# Sebastian/Bonsteel/New Smyrna...Mar. 2/4



## Railroader (Apr 13, 2005)

Me and some of "My Homies" went on a 54 hour suicide run...






































































































































































































































































You guys are the best! Guess that 'bout covers it....


----------



## VICIII (Apr 8, 2005)

Pompano Sushi was some of best I have had. Aaron is a master. Great night guys.


----------



## barty b (Dec 31, 2004)

3am sushi Party in The SI parking lot...Gotta love that:beer: 54 hours of no sleepin straight fishin rocked! I think I slept through Wednesay though


----------



## allaroundfishin (May 13, 2006)

Once agiain it was great:fishing: with you guys. Look forward to the next time. I love Sushi and at3 am it was the perfact midnight snack Thanks Aaron. 

I came from the Savannah Ga area to fish SI twice in one month its kindof addicting if you ask me.


----------



## emanuel (Apr 2, 2002)

RR, was that your first trip to SI? First time I did it, I knew I had to move to Florida. It's freaking addictive.


----------



## Railroader (Apr 13, 2005)

emanuel said:


> RR, was that your first trip to SI? First time I did it, I knew I had to move to Florida. It's freaking addictive.

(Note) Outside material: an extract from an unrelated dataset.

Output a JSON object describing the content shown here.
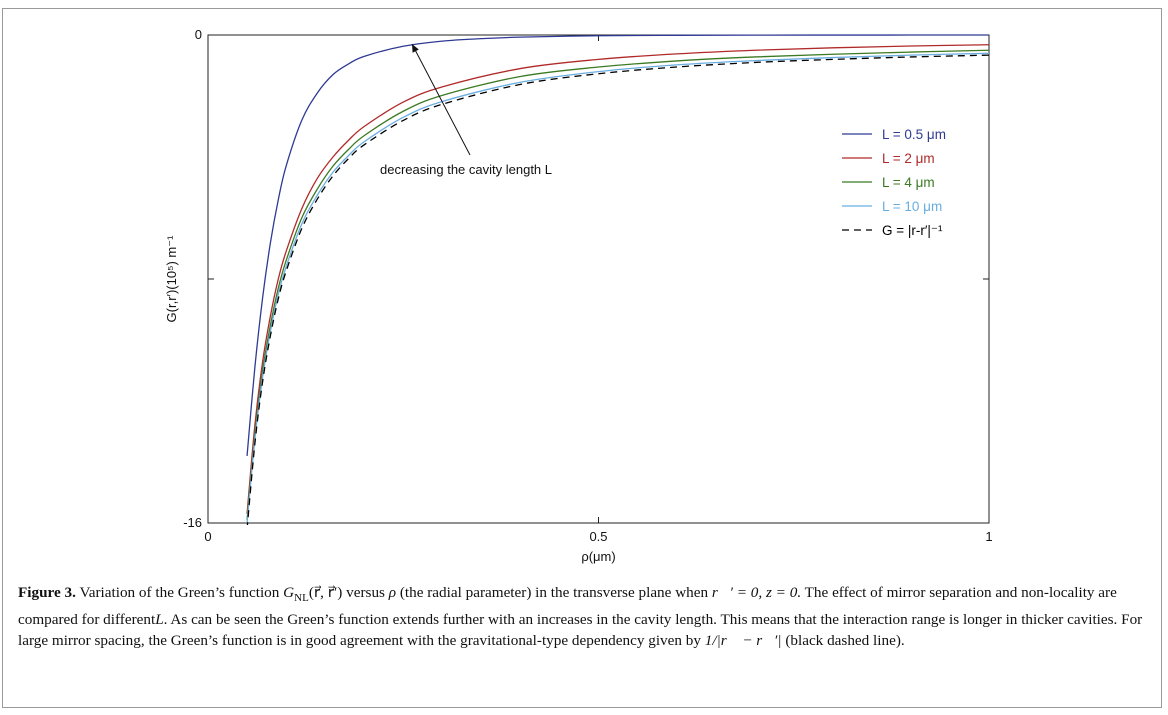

Nope, been there a time or two before. It IS a great place. Not a place you can learn in a trip or two, though. I'll be going back more often, now that I have some willing accomplices..


----------



## sprtsracer (Apr 27, 2005)

Nice pics RR! Looks like you guys had a great time!!!


----------



## KodiakZach (Mar 16, 2005)

I know we aren't best friends and all, but nice pics. Tell your friend he needs to buy a truck


----------



## SeaSalt (Apr 29, 2002)

nice report RR!! looks like everyone is wearing the SSC shirts and sweats. nothing like fresh sushi though...


----------



## CrawFish (Sep 23, 2003)

Railroader said:


>


Nice report and nice pics.

Is that the new mag elite w/ clicker? Very nice.


----------



## barty b (Dec 31, 2004)

KodiakZach said:


> I know we aren't best friends and all, but nice pics. Tell your friend he needs to buy a truck


That would be me  And since you asked... Here's the condensed version of the story...

I had my truck packed and ready, About 2 miles from the house the POS breaks down on me. I wasn't about to bail on the trip and really wasn't going to fight the wife for her truck at 10 at night. So this is the result  Funny huh...Needless to say the POS that broke down went on Craigs list the next morning(Monday)...and check this out, My phone started blowing up about 9am Monday morning with interested people...the third call and the guy tells me he wants it sight unseen...Here's the kicker...I'm in S.I. He is in Orlando, The truck is in Jacksonville....His AUNT lives in Melbourne and is on the way to Bon Steele Beach park to bring me the $850 for the truck right then and there!!! I couldn't freakin believe it...You had to be there.


----------



## barty b (Dec 31, 2004)

CrawFish said:


> Nice report and nice pics.
> 
> Is that the new mag elite w/ clicker? Very nice.


Yup that's mine on the 13'10" Lami I just built....It's a nice reel but needs some modification,like removing the dumb azz giant 6 pin plastic brake thing and replacing it with the old style retainer/brake ring.


----------



## CrawFish (Sep 23, 2003)

barty b said:


> Yup that's mine on the 13'10" Lami I just built....It's a nice reel but needs some modification,like removing the dumb azz giant 6 pin plastic brake thing and replacing it with the old style retainer/brake ring.


Why am I not surprise that's yours?  I hear you about the brake thing. Why would you build a magged reels then put brakes in them..


----------



## barty b (Dec 31, 2004)

Thats what I said....You wouldn't believe how slow that thing is if you leave the 6 pin brake ring in....I almost returned it.


----------



## HellRhaY (Jul 6, 2007)

hats off to allaroundfishing, this is the second time in less than a month that he drove from georgia to sebastian inlet.

before you knew it, nick will be moving down here.
the inlet's going to bbe full this week til next. the florida surf casters are invading the inlet also.
i met lyndon in the inlet.

nice pics by the way and nicer sushi.


----------



## RuddeDogg (Mar 20, 2004)

Yeah man. Great report and pics. Thanks for sharing.


----------



## cpn_aaron (Apr 11, 2006)

It was an awesome time guys. Anytime you want to hit SI let me know. We can always throw another fish on the boards then sushi-fy him when we need that late night snack.

Good to meet a great deal of the gang and get some insane no-sleep-all-fishing fun.


----------



## VICIII (Apr 8, 2005)

cpn_aaron said:


> It was an awesome time guys. Anytime you want to hit SI let me know. We can always throw another fish on the boards then sushi-fy him when we need that late night snack.


I will take you up on that...!!
I will be there the week before easter due to out of town guests.


----------